Now American warblers have been rather hard for me having only seen two and a half. We went for the wintering Blackpoll in Kent in 1994 and two years later a frustrating trip with a blocked M25 and the detour involving hedge cutting tractors, dying milk floats and a long funeral cortege got us the Northern Waterthrush at Portland.
Later in 1996 I went for the Black and White outside Norwich, and with no news early on I went for the Desert Wheatear at Salthouse and the Pallas's Warblers at Waxham before getting to Trowse earl afternoon. Met up with the photographer dave Nye who I used to see a lot and had a chat while we scanned the roadside trees. I walked down a lane and noticed a bird climbing one of the big trees. Against the low sun it seemed to be very streaky, and I assumed it to be a Treecreeper. As it made its way up the trunk something did not seem right so I tried to get my scope on it, and it then flew off high to the south. Dismissing it as a Treecreeper and with the light fading I headed home, but there were nagging doubts. Usually Treecreepers seem to be white and brown birds-the streaking along the back and wings is only really obvious in good light, and this was not a two tone bird, it was very stripy. The other problem is it's movements were more tit like, or perhaps Nuthatch, and its flight action did not seem to be like a Treecreeper. Viewing video clips in recent years I am pretty sure now that I did see the Black and White warbler, but the views were not sufficient to be absolutely certain and I have never put it on my lists.

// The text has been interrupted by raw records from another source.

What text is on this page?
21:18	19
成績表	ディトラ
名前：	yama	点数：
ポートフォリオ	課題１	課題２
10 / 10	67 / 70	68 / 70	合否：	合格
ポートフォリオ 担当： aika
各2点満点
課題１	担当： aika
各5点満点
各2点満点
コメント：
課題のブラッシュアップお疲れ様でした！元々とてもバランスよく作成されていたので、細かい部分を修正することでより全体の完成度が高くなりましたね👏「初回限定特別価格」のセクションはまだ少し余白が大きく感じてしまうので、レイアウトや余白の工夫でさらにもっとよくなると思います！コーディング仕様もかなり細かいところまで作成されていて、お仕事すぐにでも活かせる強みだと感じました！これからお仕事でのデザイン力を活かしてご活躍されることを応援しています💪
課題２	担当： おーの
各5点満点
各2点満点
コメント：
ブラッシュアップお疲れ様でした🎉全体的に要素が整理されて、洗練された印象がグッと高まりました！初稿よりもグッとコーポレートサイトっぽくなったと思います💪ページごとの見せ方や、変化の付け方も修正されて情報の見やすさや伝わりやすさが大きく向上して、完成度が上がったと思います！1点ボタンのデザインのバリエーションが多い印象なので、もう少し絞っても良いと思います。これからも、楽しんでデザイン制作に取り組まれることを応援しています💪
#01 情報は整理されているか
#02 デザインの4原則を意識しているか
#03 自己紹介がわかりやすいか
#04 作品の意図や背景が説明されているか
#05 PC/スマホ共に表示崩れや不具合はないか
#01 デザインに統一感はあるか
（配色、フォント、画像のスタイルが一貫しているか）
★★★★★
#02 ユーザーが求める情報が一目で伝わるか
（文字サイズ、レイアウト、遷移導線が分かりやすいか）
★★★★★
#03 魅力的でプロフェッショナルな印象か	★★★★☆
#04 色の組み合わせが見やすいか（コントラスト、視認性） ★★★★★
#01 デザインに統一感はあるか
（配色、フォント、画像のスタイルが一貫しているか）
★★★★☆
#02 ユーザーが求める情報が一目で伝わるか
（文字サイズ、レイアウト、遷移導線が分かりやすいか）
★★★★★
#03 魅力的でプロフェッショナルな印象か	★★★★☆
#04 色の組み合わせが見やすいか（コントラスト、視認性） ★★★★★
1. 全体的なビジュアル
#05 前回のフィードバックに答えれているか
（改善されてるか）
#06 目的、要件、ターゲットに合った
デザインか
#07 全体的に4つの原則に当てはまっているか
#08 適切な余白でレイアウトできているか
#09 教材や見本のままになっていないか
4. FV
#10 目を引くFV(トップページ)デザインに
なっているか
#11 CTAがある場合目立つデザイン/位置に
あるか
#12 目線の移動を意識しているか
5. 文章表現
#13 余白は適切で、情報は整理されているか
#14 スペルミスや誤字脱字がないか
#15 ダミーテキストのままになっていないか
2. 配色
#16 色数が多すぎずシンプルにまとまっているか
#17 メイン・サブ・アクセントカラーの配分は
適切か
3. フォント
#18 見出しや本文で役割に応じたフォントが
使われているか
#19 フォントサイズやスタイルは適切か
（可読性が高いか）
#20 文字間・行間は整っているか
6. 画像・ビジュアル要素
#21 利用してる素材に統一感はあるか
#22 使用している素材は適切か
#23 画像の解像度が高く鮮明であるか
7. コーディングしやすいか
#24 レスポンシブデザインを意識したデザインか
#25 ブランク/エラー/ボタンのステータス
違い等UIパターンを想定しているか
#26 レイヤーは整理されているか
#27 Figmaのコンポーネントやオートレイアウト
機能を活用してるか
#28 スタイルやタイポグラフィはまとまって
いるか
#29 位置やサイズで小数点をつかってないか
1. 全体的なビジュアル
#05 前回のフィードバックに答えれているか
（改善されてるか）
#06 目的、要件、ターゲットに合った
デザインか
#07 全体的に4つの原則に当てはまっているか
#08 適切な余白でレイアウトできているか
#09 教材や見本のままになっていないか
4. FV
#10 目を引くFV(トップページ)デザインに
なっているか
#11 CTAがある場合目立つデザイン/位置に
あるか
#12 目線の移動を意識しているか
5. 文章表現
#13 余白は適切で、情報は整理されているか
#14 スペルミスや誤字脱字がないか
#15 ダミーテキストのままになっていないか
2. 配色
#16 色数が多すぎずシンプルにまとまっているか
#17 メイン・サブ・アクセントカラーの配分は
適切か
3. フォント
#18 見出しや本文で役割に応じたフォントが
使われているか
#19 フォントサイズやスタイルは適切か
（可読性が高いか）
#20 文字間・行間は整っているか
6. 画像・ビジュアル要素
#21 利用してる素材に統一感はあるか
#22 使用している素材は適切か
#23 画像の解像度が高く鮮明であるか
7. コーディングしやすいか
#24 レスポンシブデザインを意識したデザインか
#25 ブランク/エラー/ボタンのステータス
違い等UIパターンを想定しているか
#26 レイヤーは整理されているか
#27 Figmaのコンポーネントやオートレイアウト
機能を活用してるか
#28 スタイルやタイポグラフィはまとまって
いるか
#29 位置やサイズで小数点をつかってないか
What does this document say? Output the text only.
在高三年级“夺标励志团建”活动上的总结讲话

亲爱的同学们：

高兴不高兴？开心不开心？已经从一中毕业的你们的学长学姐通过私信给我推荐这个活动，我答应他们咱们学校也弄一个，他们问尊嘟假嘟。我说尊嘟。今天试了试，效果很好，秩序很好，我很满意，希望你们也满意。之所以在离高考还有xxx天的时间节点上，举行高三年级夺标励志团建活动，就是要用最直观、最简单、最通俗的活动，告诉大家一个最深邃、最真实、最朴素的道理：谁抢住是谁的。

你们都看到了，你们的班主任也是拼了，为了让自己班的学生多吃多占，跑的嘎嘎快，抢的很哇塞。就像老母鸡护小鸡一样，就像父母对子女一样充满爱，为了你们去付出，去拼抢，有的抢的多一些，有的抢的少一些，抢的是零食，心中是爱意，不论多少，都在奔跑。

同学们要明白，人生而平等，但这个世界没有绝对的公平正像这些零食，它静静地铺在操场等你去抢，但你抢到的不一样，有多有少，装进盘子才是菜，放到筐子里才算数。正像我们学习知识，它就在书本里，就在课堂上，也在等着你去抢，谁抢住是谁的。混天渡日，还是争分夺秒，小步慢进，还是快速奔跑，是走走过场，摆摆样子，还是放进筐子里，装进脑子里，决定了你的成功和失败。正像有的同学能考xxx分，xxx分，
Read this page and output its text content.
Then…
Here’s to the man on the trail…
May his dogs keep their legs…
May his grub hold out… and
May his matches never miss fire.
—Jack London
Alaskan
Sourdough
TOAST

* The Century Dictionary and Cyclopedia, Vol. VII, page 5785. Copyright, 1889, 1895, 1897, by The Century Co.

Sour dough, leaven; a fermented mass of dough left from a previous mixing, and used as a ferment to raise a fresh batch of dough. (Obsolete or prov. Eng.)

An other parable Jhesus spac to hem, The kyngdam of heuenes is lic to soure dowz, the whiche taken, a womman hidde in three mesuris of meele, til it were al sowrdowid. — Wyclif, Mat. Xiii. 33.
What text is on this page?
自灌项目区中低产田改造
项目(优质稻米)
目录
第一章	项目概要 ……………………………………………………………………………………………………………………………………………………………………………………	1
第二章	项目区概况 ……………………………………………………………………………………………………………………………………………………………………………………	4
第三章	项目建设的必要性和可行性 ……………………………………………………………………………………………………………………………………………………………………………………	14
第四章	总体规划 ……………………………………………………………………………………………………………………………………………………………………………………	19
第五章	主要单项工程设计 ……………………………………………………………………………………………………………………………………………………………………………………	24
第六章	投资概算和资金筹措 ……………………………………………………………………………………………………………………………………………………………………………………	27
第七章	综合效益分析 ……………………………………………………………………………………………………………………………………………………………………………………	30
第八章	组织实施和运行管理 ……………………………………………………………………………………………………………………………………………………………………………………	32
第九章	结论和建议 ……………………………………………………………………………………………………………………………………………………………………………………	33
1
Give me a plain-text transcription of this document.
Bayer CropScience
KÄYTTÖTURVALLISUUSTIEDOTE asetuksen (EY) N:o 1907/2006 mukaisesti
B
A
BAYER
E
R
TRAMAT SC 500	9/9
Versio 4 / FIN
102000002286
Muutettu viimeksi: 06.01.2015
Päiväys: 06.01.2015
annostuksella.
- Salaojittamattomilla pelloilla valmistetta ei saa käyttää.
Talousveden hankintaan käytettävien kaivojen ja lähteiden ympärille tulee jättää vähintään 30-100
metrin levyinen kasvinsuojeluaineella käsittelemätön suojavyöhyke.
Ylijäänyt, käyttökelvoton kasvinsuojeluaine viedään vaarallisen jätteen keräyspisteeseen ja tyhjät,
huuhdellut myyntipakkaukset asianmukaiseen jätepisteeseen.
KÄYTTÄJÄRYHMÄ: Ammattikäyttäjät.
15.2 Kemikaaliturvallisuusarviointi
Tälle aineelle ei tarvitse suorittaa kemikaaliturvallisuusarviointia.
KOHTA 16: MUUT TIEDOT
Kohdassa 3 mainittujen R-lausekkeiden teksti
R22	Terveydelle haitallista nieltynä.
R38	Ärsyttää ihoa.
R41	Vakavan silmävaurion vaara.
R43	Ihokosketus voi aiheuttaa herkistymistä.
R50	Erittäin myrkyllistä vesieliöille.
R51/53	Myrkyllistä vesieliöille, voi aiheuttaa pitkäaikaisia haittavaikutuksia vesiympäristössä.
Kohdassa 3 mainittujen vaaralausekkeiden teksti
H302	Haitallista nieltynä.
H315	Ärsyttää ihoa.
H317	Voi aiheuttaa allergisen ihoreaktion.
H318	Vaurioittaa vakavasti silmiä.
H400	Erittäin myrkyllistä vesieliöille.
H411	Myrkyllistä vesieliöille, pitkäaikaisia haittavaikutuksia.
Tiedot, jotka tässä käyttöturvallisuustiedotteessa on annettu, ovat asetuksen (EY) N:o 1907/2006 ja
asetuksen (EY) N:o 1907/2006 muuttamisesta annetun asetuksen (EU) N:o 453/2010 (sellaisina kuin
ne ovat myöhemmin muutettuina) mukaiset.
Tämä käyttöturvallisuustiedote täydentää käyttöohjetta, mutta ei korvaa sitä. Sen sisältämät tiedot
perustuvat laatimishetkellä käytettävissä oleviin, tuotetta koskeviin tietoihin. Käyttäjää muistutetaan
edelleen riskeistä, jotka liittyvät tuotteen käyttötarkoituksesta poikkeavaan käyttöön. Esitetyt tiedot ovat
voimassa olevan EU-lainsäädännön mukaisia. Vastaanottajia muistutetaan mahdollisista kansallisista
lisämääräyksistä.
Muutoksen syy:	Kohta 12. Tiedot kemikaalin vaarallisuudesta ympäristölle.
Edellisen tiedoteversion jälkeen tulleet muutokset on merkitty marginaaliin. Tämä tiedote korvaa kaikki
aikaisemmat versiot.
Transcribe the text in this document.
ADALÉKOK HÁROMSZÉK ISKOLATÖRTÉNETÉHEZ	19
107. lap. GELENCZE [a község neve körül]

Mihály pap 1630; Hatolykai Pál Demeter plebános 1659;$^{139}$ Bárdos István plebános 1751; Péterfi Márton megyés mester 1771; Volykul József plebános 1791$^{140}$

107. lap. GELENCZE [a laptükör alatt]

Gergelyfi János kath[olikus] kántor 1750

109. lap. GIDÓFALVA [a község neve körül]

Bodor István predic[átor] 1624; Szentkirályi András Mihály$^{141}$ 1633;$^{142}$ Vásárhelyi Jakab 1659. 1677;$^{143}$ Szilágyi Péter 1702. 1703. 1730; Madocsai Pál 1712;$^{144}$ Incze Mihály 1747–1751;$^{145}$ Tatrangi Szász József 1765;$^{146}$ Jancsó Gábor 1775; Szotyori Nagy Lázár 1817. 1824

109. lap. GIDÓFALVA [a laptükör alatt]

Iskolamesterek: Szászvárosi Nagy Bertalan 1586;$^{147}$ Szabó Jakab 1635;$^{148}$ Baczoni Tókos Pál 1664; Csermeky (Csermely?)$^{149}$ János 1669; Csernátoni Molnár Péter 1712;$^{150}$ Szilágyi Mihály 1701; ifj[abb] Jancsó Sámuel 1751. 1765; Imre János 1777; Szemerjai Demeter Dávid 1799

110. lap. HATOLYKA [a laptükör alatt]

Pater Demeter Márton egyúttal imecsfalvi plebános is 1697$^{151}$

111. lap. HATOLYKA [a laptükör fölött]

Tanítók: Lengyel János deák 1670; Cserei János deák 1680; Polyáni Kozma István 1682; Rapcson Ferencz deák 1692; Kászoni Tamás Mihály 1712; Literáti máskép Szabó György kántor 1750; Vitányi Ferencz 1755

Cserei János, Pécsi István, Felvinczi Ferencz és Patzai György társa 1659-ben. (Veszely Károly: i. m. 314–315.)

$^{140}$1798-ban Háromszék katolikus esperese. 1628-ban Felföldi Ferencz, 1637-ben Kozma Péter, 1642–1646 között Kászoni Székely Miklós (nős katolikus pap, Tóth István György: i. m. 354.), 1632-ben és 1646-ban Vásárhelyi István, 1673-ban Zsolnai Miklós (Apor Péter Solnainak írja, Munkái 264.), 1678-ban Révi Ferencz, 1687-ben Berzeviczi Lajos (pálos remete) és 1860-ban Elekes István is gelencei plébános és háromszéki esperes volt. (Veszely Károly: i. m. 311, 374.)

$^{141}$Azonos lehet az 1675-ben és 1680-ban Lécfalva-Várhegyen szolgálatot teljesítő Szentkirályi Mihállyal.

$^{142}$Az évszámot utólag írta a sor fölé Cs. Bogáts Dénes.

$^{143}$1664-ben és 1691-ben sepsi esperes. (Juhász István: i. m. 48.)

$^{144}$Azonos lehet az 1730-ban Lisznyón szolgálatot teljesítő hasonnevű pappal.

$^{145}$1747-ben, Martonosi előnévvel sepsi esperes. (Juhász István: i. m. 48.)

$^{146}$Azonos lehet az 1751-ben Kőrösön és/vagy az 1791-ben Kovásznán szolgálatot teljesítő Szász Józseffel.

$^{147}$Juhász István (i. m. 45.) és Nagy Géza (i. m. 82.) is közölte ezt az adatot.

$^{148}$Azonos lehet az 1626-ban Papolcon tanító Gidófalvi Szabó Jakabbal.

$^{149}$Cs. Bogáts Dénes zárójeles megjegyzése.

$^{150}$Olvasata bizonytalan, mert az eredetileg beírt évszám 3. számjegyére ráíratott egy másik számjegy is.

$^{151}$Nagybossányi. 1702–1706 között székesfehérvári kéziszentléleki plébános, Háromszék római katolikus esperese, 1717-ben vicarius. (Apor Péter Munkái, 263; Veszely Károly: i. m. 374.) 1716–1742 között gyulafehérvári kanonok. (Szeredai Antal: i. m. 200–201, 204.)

Anyway the chance of another American Warbler was too good to miss. However Sunday was the only option (and a good job too as it hardly showed in the Saturday rain and the car park field ended up churned up bog). New parking arrangements were made so off we headed.
We arrived just before 0800, paid our entrance fee and made our way into the field. Within minutes we were getting stunning views of the Yellowthroat feeding on the ground below the road side hedge. It flitted in and out of view for about twenty minutes before flying off. It was soon re located at the base of another hedge and in the frosty sunlight it really glowed. With the very dense tussocks of grass it was a bit more elusive but remained on view until we left at 0900.
We next went to Penarth where the Lesser Scaup was present in the country park . The first bird we saw though was a BTO ringed Whooper standing on the path beside the car park. We assume it was wild but it seemed unconcerned about people.
The Scaup was seen distantly with Tufties along the wooded eastern section of the lake. There were a few clear spots enabling us to get pretty close to it.
With no news on the Cardiff Bonapartes Gull we made our way to New Fancy View in the Forest of Dean.
Moments after getting to the view point I was watching two displaying Goshawks and later I found a couple more. Colin managed to locate a female bird sitting in one of the distant pines. We also had many Buzzards, flyby Brambling and Siskin and several Ravens. The conditions for displaying birds of prey could not have been better, but because I was starting to feel very sick we called it a day and headed off home.
I saw more Brambling somewhere in Oxfordshire, many Buzzards and huge numbers of Red Kites along the M40.